Catch & Release is the working title of a new work by Whim W’Him artistic director Olivier Wevers, to premiere in the January 20-28, 2017 SENSATION program at The Cornish Playhouse at Seattle Center. When I talked to him about the projected piece in early September he was doing research for it, which meant, among other things, assembling a synopsis/collage to clarify its themes and trajectory, the core of his intentions.
Olivier gathered his ideas together in the form of a 2-page file “that I shared with my collaborators”: Composer Brian Lawlor; Costumer Christine Joly de Lotbiniere; and Lighting Designer Michael Mazzola. In the shared file (see above and further on in this post), “The red writing was guidelines for Brian to compose music. And imagery and stuff was for dancers, costume designers, etc…to understand my direction.” A sort of abstract that amalgamated notions, emotions and images, the file did not specify particular movements, combinations of dancers for the various roles or sections, or information about what would be set as solos, duets, trios and group dances.
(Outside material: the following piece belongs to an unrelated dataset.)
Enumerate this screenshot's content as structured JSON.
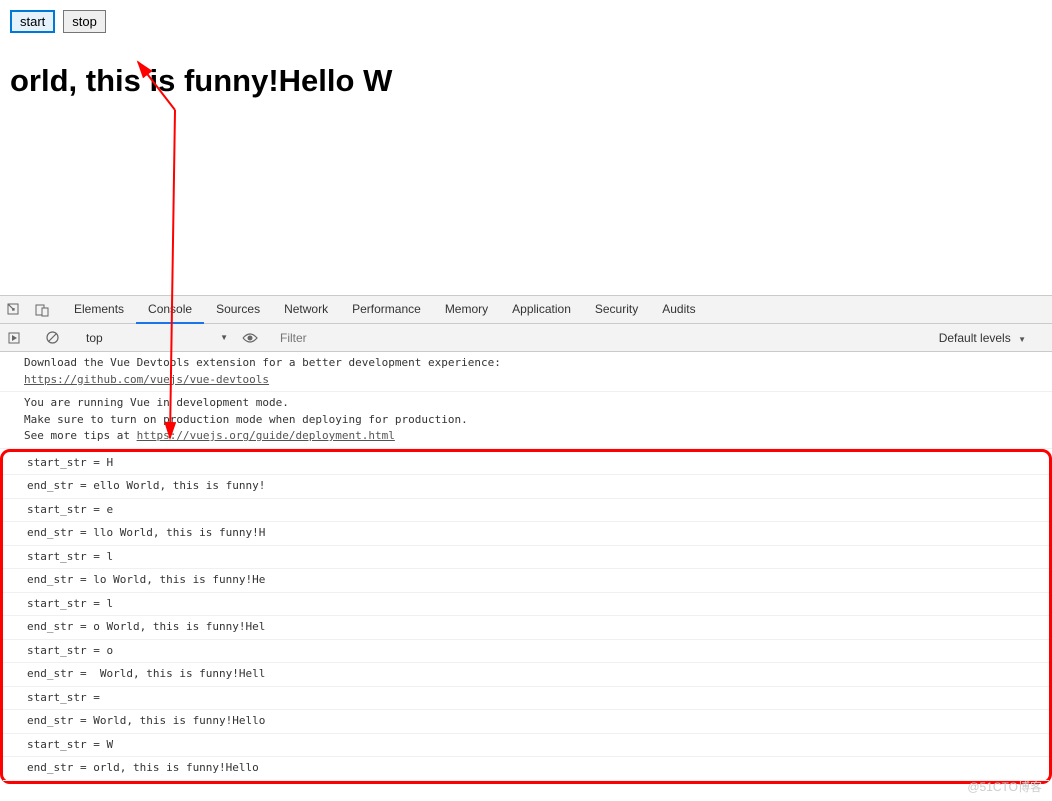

Ideas about the dance itself were still percolating and composting in other parts of Olivier’s mind. “There is a lot more research stuff that I don’t share.”
On the basis of all this preparation, when the dancers got into the studio with Olivier, there was a rich compost of ideas in his mind out of which the dancing would grow. At the first rehearsal. he told the dancers about his researches, the themes he had in mind, and some ideas about costumes and lighting.
The inspiration for the costumes is Kintsugi: “The Japanese art of fixing broken pottery with lacquer resin dusted or mixed with powdered gold, silver, or platinum. As a philosophy it speaks to breakage and repair becoming part of the history of an object, rather than something to disguise.”